Önemsiz gibi görünen bir ağrı bile tüm gününüzü mahvetmeye yetebilir. Doğal yöntemlerden ilaç tedavisine, egzersizden ameliyata kadar sayısız yöntem, bu dertten mustarip olanların başvurdukları yöntemler arasında yer alıyor. Siz hangisinden fayda görürsünüz bilmem ancak uzanıp geçmesini beklemektense bir şeyler yapmanız şart. Doğada her derdin devasının bulunduğuna inanan hekimlerdenim. Ancak bilim adamlarının araştırmalarla desteklediği doğal yöntemler dışında kalanları önerilerim dışında bırakırım. Dayanılmaz ağrılar yaşayanlar için doğal tavsiyeleri araştırdığımda önerebileceğim birkaç alternatifle karşılaştım:
Acı Şifa Kapsaisin
Kapsaisin, bibere acılık veren maddedir. Yediğiniz biber ne kadar acıysa, içerdiği kapsaisin oranı o kadar yüksektir. Güvenilir markaların piyasaya sürdüğü kapsaisin içerikli kremlere ulaşmak artık çok kolay. Aldığınız bu kremi, ağrı şikayetiniz olan bölgeye günde üç kez masaj yaparak uygulayın. Biraz yakacak, alerjik bir durumunuz yoksa bunu önemsemeyin.
Söğüt Kabuğu
Söğüt kabuğu, aspirinle aynı kökenden gelir. Ancak yapılan araştırmalar, söğüt ağacı kabuğunun aspirin ve türevlerinden daha etkili olduğunu gösterdi.
Muskat Yağı
Aktardan alacağınız üç damla muskat yağını 50 ml zeytinyağı ile karıştırın ve ağrı hissettiğiniz bölgeye günde üç kez hafif masaj yaparak uygulayın.
Arnika
Arnika, bir tür çiçektir. Piyasada arnika içerikli kremler bulmanız artık çok kolay. Dikkat etmeniz gereken şey, arnika konsantrasyonun ölçüsü.
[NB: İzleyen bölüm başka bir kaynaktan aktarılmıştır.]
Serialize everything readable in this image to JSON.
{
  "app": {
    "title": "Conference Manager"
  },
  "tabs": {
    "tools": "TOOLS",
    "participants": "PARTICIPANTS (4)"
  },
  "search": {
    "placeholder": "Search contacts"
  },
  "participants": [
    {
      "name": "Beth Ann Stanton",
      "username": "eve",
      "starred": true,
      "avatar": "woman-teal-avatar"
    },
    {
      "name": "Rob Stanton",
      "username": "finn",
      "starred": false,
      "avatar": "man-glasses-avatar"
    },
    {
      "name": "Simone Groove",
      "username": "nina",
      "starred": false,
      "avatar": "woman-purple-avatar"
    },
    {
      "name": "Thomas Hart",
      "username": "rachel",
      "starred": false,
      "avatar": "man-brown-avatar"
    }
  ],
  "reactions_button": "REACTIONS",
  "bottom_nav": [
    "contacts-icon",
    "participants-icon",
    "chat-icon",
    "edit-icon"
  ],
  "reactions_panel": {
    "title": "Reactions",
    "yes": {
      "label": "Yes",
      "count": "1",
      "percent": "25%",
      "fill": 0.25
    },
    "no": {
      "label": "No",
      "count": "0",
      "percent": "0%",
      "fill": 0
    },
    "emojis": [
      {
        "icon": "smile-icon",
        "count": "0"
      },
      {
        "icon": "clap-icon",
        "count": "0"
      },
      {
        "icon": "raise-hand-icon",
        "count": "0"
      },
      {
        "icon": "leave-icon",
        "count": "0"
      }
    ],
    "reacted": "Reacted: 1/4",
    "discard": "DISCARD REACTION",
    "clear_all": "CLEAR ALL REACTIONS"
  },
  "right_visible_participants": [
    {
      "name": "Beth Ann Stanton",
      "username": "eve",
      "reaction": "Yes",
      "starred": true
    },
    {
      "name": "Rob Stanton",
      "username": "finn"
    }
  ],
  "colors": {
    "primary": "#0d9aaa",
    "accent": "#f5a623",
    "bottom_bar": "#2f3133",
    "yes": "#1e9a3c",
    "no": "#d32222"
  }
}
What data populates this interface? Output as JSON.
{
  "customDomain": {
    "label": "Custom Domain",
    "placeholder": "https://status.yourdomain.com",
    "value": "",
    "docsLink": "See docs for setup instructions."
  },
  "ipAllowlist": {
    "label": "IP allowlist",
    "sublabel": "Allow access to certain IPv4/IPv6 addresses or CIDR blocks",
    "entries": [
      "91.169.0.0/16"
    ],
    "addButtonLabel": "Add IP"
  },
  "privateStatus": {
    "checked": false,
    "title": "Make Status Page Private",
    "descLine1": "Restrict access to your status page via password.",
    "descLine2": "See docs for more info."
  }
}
Belki biraz daha pahalı olacaktır ancak mutlaka yüksek konsantrasyonlu olanlarından alın. Arnika, özellikle ani gelen şiddetli ağrıları dindirmede son derece etkili bir bitki. Yapılan araştırmalar; özellikle sırt, diz, omuz ve kireçlenme ağrılarında etkili olduğunu gösteriyor. Jel formatında temin edebileceğiniz arnika özü jelini, günde üç defaya kadar uygulayabilirsiniz.
Zencefil
Zencefilin içerdiği yağlar, eklem bölgesinde gelişen iltihaplanmayı azaltıcı etkiye sahip. Zencefili toz halde tüketmeyi tercih ediyorsanız, yedi gün boyunca günde birkaç kez olmak koşuluyla, (1 çay kaşığı) toz zencefili bir bardak içeceğinize karıştırarak içmeniz yeterli.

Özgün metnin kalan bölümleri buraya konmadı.